第4話『菖蒲の花』

『菖蒲の花』(1)

オランの願望と野望。それに応えるように……

純粋無垢であったアヤメは、着実にオランの期待通りの変化を遂げつつあった。





ある朝、アヤメがベッドの上で目を覚ますと、隣に誰もいなかった。

半分寝惚けながら、しばらく放心していたが、ハッと我に返った。

自分の隣が空洞。それだけで、堪え難い違和感と不安感に襲われた。

起き上がって広いベッドの上を見回すが、オランがいない。

いつも一緒に寝て、一緒に起きていたのに。


(うそ……やだ……)


次の瞬間、アヤメが感じたのは、焦燥感にも似た衝撃と衝動。

オランがいない。たった、それだけの事なのに。


(……オラン、どこ!?)


慌てて布団から抜け出てベッドから下りると、目の前を塞ぐカーテンを開けて寝室から飛び出した。

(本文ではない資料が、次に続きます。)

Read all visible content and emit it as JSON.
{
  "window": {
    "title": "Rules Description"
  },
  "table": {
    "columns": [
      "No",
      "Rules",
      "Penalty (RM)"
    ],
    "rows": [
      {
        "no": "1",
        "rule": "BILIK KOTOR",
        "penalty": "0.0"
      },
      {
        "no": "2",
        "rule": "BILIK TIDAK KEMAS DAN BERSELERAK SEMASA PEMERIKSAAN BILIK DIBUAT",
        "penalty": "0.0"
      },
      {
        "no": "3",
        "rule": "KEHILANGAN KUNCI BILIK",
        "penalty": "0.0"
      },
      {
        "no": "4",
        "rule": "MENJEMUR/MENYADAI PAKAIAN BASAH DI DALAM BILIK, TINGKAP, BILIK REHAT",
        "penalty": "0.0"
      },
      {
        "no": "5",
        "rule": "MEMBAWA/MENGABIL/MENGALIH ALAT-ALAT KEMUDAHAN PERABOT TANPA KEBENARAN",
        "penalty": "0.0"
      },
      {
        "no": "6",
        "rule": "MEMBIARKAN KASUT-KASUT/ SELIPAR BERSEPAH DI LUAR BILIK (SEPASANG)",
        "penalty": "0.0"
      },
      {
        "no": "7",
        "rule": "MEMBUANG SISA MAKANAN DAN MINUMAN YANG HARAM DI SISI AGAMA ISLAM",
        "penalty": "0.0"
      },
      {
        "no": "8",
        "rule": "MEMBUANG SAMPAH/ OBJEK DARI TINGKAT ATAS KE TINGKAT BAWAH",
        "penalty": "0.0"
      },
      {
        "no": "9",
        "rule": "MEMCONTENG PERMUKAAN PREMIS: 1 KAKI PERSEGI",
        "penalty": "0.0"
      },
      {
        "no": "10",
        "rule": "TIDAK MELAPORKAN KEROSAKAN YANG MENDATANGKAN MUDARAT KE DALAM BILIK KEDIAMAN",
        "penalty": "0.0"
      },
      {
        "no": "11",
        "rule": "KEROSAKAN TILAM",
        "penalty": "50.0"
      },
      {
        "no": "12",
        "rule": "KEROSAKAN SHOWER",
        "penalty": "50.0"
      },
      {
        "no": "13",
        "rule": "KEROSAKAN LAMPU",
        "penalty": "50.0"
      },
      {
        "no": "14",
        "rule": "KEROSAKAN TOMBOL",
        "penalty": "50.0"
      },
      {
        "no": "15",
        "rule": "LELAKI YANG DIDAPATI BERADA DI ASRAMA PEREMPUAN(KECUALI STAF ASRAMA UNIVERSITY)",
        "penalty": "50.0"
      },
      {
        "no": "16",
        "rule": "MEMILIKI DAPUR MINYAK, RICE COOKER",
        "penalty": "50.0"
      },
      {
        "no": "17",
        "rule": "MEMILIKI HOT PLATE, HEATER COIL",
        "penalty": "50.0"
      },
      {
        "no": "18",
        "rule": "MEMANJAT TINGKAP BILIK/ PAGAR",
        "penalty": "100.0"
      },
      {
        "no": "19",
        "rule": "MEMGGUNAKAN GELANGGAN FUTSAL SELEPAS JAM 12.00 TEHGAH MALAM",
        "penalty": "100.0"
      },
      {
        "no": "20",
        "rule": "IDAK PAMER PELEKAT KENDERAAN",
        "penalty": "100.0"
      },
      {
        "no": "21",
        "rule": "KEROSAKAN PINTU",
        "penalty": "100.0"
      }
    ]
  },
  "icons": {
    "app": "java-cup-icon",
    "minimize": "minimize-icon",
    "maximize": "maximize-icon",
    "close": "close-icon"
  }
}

その先は、いつもオランが腰掛けている豪華な椅子のある、あの部屋に直結している。

オランは、いつものように、あの椅子に腰掛けていた。

そのすぐ隣には、ディアもいる。

アヤメが裸足のまま、息を切らして部屋の入り口に立ち、二人を交互に見た。


「よぉ、アヤメ。なんだ、寝間着のままじゃねえか」

「おはようございます。アヤメ様」


オランとディアは、いつもの調子だった。

しかし、いつもの調子でないのは、アヤメの方だった。

まるで、鬼気迫るような顔をしているのだ。

何事かとオランが問う前に、アヤメが早歩きでオランの前へと歩み寄る。

そして、椅子に腰掛けたままのオランの正面で、身を屈めた。


「良かった、居て………おはよう、オラン」


そう言うと、少し躊躇うようにして目を伏せ、一瞬だけ恥じらった。


「朝のキス……しなきゃ」


そう言った次には、自然な流れで……オランに口付けたのだ。

すぐ横にディアもいるのに、人目も気にしない。むしろ視界に入っていないようだった。

これは、おそらく……まだ半分、寝惚けているのだろう。

ここまで一言もしゃべる間もないオランとディアは、ただ成り行きを静観している。

オランからスッと離れるとアヤメの表情が一変、安心したかのように柔らかく微笑んだ。


「着替えてくるね」


そう言って、今度は静かにゆっくり歩いて寝室に戻って行った。

アヤメの一連の行動の後、その場が、しばらく静寂に包まれた。

少ししてようやく、ディアが静かに口を開いた。


「魔王サマ、アヤメ様に一体何を教え込ませているのですか?」

「一般常識だぜ。なかなか物覚えがいいだろ。アレは完全にオレ様の虜だな」

「私には単なる調教にしか見えませんが」


ディアは感心せずに、冷ややかな視線をオランに向けた。


「可愛い女だ、ククッ……」


オランは満足そうにして笑っている。



その日のアヤメは少し寝坊して、たまたまオランと一緒に起きれなかっただけの事。

『朝、起きたら必ずキスをする』という、オランが教えた嘘の習慣。

今やアヤメは、それを実行しなければ不安になって、落ち着かない。

自然と、心と体がオランを求めるようになってしまったのだ。

アヤメの中では、オランとの『口付け』の行為は、日課という日常になってしまっていた。

そうなるようにアヤメに教え込んだのは、オラン自身だ。

しかし、口付けの瞬間の恥じらいの表情は変わらずな所が、オランをどこまでも煽る。

純粋無垢なアヤメは、そんな毎日の積み重ねで、着実にオランの思い通りの色に染め上げられていく。

アヤメが王妃になる頃には、一体どんな変貌を遂げてしまうのか。

ディアは、これからの魔界を背負う未来の夫婦に、一抹の不安を覚えた。